Minimizing expected impact involves a combination of the following three strategies:
Eliminate the Risk: While this is not always possible or desirable, there are situations where the best strategy will be simply to eliminate the risk altogether. For example, reducing the scope of a system, or deciding not to use the latest unproven technology are ways to eliminate certain risks altogether.
Reduce the Probability of a Risk Becoming a Problem: Most strategies will fall into this category. Inspections and testing are examples of approaches that reduce, but do not eliminate, the probability of problems.
Reduce the Impact if there is a Problem: In some situations, the risk can not be eliminated, and even when the probability of a problem is low, the expected impact is high. In these cases, the best strategy may be to explore ways to reduce the impact if there is a problem. Contingency plans and disaster recovery plans would be examples of this strategy.
From a conceptual viewpoint, there are two ways to minimize the risk. These are deduced from the annual loss expectation formula. The two ways are to reduce the expected loss per event, or reduce the frequency of an event. If both of these can be reduced to zero, the risk will be eliminated. If the frequency is reduced, the probability of a risk becoming a problem is reduced. If the loss per event is reduced, the impact is reduced when the problem occurs.
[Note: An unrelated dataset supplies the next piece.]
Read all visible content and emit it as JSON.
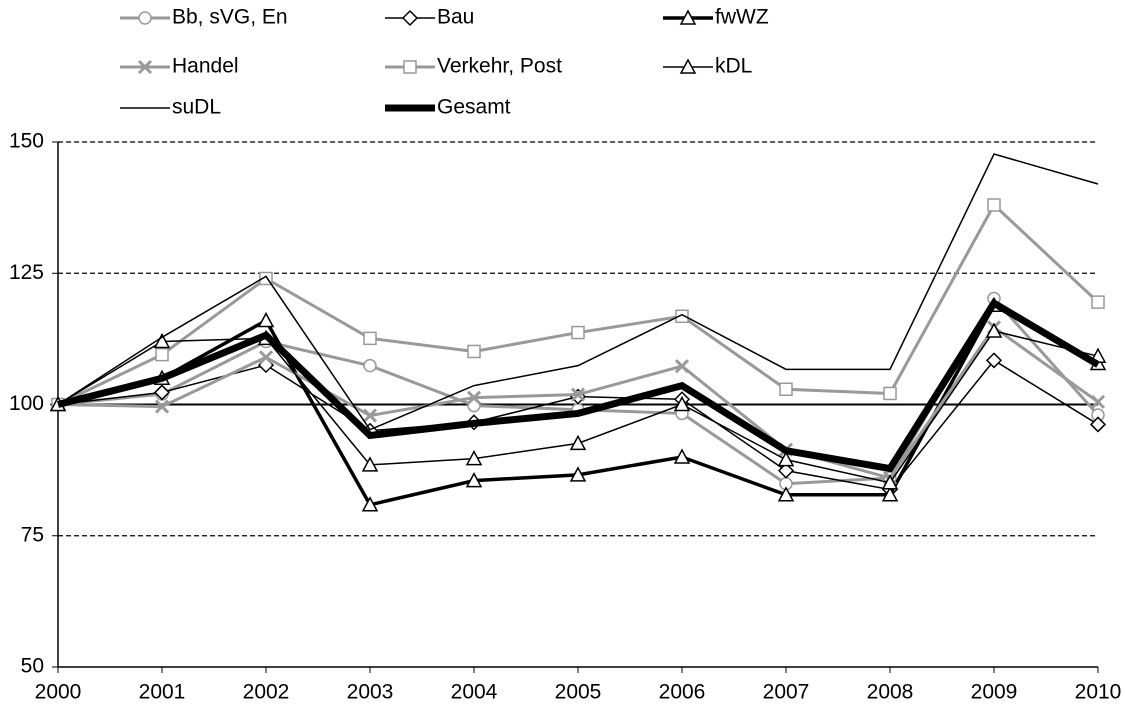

There is a well known engineering principle that says that if you have a machine with a large number of components, even if the probability that any given component will fail is small, the probability that one or more components will fail may be unacceptably high. Due to this phenomenon, engineers are careful to estimate the mean time between failure of the machine. If the machine can not be designed with a sufficiently large mean time between failure, the machine can not be made. When applied to software development, this principle would say that unless the overall expected impact of the system can be made sufficiently low, do not develop the system.
|